How we cite our quotes: (Chapter.Section.Page)
Quote #4
[…] as Lawrence came staggering up the terrace/with the cheque finally, and that treaty was signed;/the paper was crossed by the shadow of her face/as it was at Versailles, two centuries before,/by the shade of Admiral Rodney's gathering force;/a lion-headed island remembering war (V.iii.32)
Walcott takes the opportunity to show that one action or object can evoke memories or associations with larger moments in history. In this case, simply signing a credit card slip transports his mind to other signatures with greater consequences for the island.
Quote #5
A battle broke/out. Lances of sunlight hurled themselves into the sand,/the horse hardened to wood, Troy burned, and a soundless/wrestling of smoke-plumed warriors was spun/from the blowing veils, while she dangled her sandals/and passed through that door of black smoke into the sun. (VI.ii.35)

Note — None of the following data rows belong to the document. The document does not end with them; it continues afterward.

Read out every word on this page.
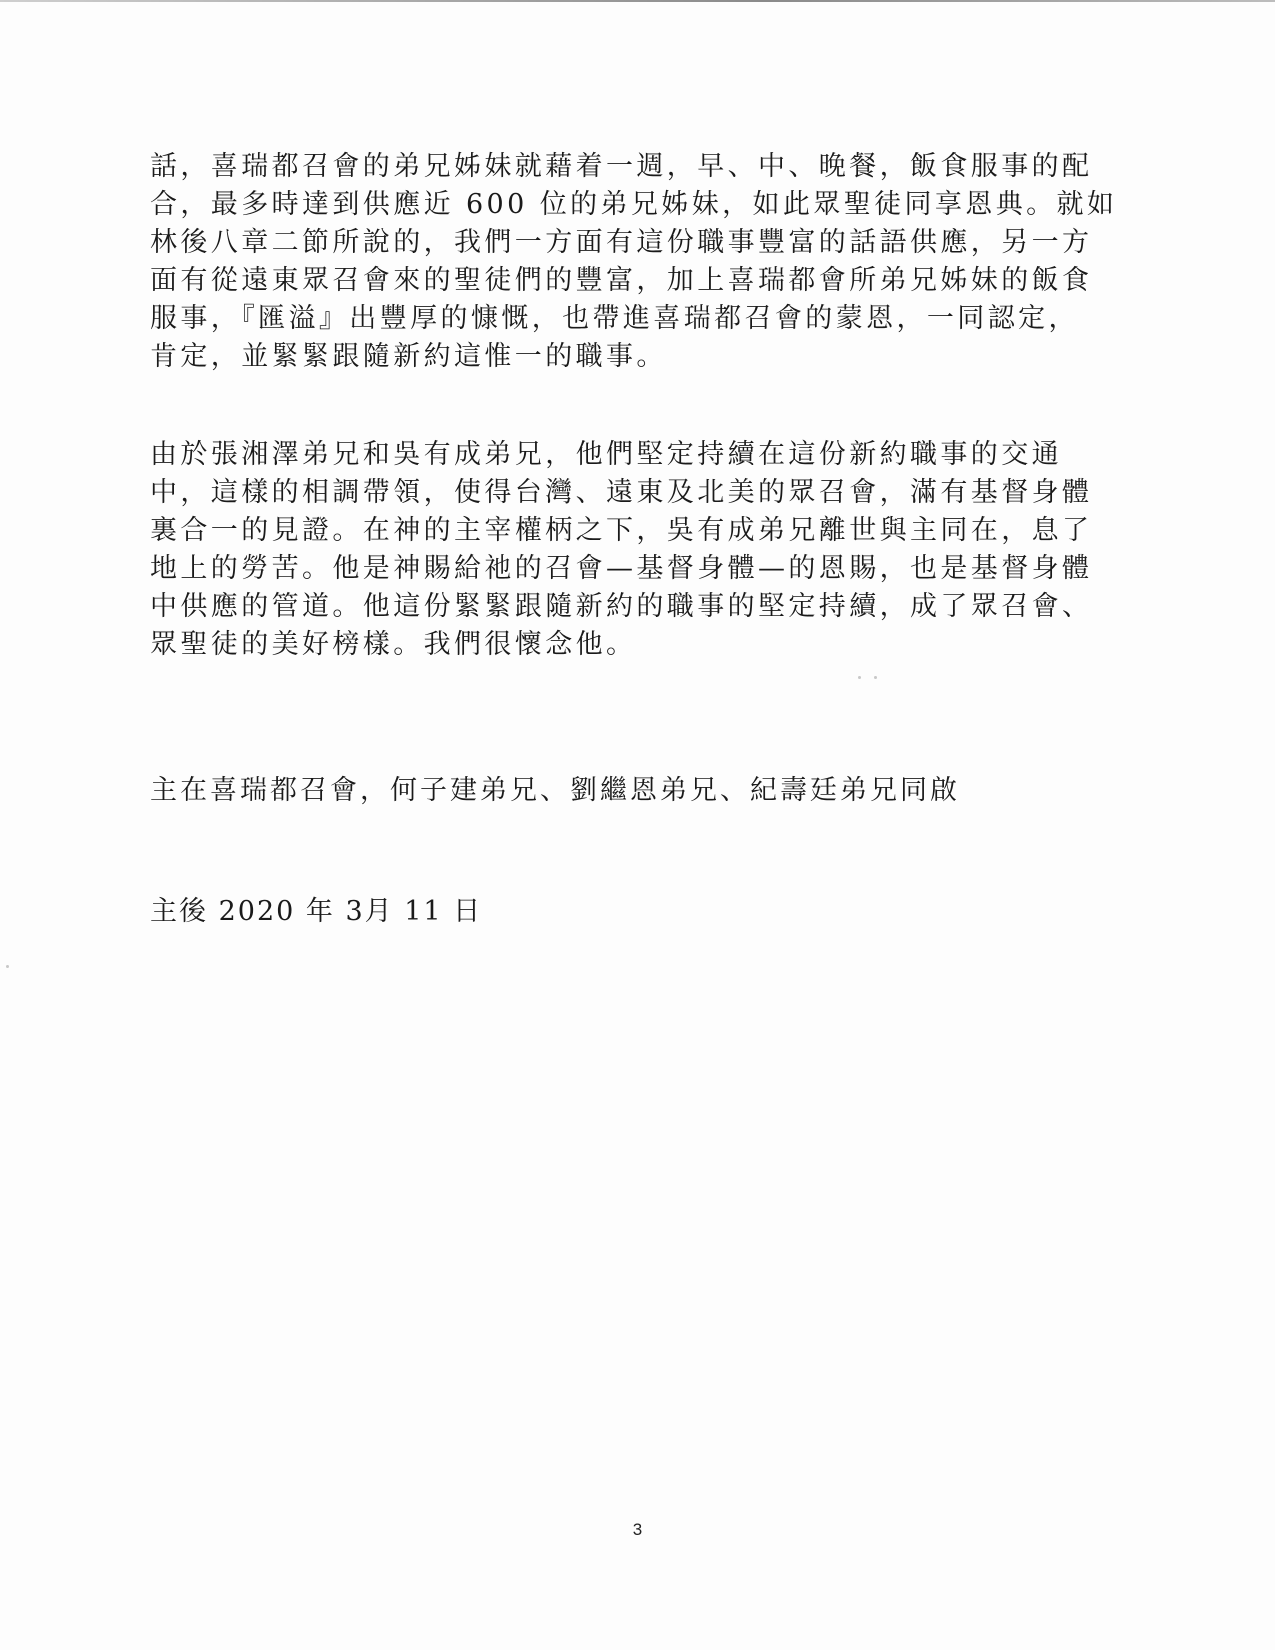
話，喜瑞都召會的弟兄姊妹就藉着一週，早、中、晚餐，飯食服事的配
合，最多時達到供應近 600 位的弟兄姊妹，如此眾聖徒同享恩典。就如
林後八章二節所說的，我們一方面有這份職事豐富的話語供應，另一方
面有從遠東眾召會來的聖徒們的豐富，加上喜瑞都會所弟兄姊妹的飯食
服事，『匯溢』出豐厚的慷慨，也帶進喜瑞都召會的蒙恩，一同認定，
肯定，並緊緊跟隨新約這惟一的職事。
由於張湘澤弟兄和吳有成弟兄，他們堅定持續在這份新約職事的交通
中，這樣的相調帶領，使得台灣、遠東及北美的眾召會，滿有基督身體
裏合一的見證。在神的主宰權柄之下，吳有成弟兄離世與主同在，息了
地上的勞苦。他是神賜給祂的召會—基督身體—的恩賜，也是基督身體
中供應的管道。他這份緊緊跟隨新約的職事的堅定持續，成了眾召會、
眾聖徒的美好榜樣。我們很懷念他。
主在喜瑞都召會，何子建弟兄、劉繼恩弟兄、紀壽廷弟兄同啟
主後 2020 年 3月 11 日
3
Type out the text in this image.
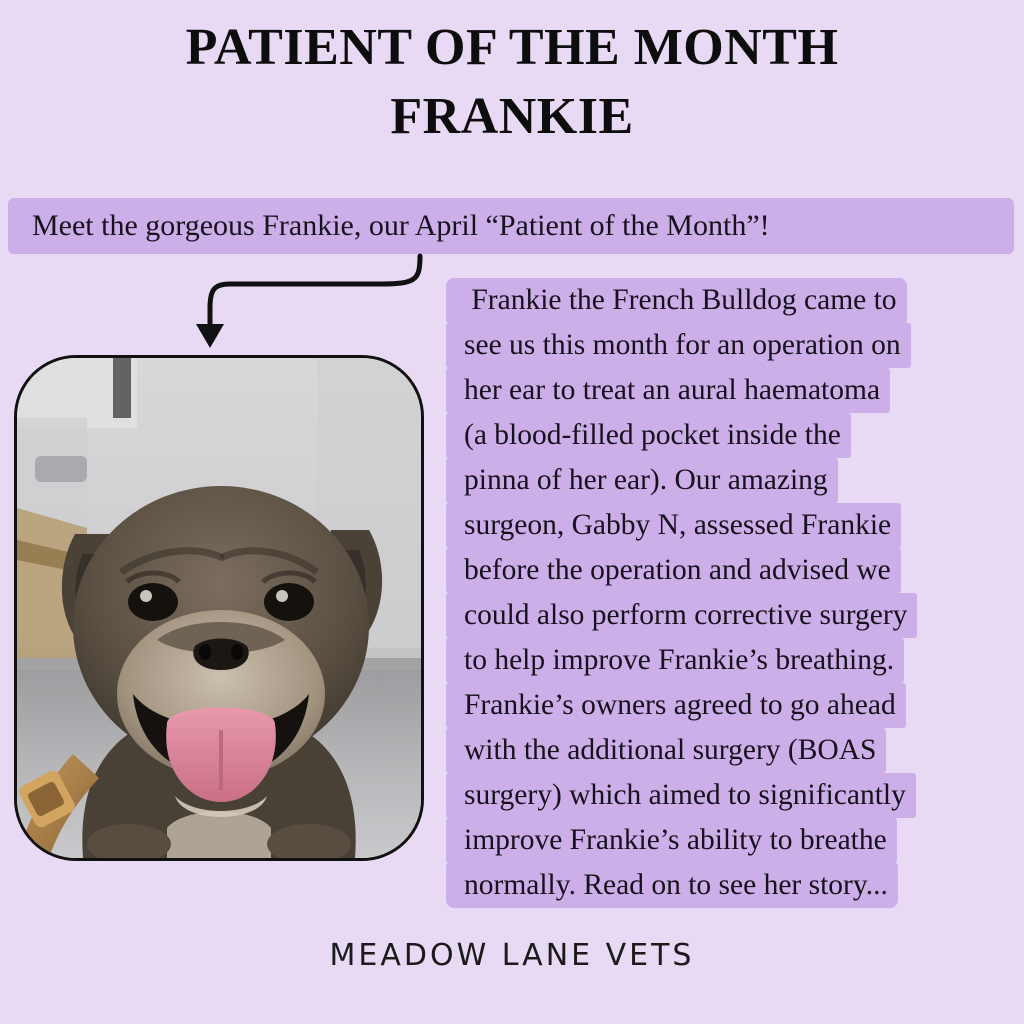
PATIENT OF THE MONTH
FRANKIE
Meet the gorgeous Frankie, our April “Patient of the Month”!
Frankie the French Bulldog came to
see us this month for an operation on
her ear to treat an aural haematoma
(a blood-filled pocket inside the
pinna of her ear). Our amazing
surgeon, Gabby N, assessed Frankie
before the operation and advised we
could also perform corrective surgery
to help improve Frankie’s breathing.
Frankie’s owners agreed to go ahead
with the additional surgery (BOAS
surgery) which aimed to significantly
improve Frankie’s ability to breathe
normally. Read on to see her story...
MEADOW LANE VETS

Remember that we are functioning on two levels in this scene. In the present, Helen is walking down the beach on St. Lucia, passing a boy on a horse and walking through the smoky air. But in the narrator's literary memory, he sees that other Helen moving through the ancient battle outside of Troy. He will speak later of how he cannot disassociate these two Helens and wonders why he can't just see a girl walking down a beach carrying her plastic sandals.
Quote #6
"They walk, you write;/keep to that narrow causeway without looking down,/climbing in their footsteps, that slow, ancestral beat/of those used to climbing roads; your own work owes them/because the couplet of those multiplying feet/made your first rhymes. Look, they climb, and no one knows them;/they take their copper pittances, and your duty/from the time you watched them from your grandmother's house/as a child wounded by their power and beauty is the chance you now have, to give those feet a voice." (XIII.iii.75-76)
Warwick tells his son that as a poet, he has a duty toward history to bear witness to the suffering and work of his ancestors. Note the double meaning of the phrase "couplet of those multiplying feet"—there's poetry in the steps of these women.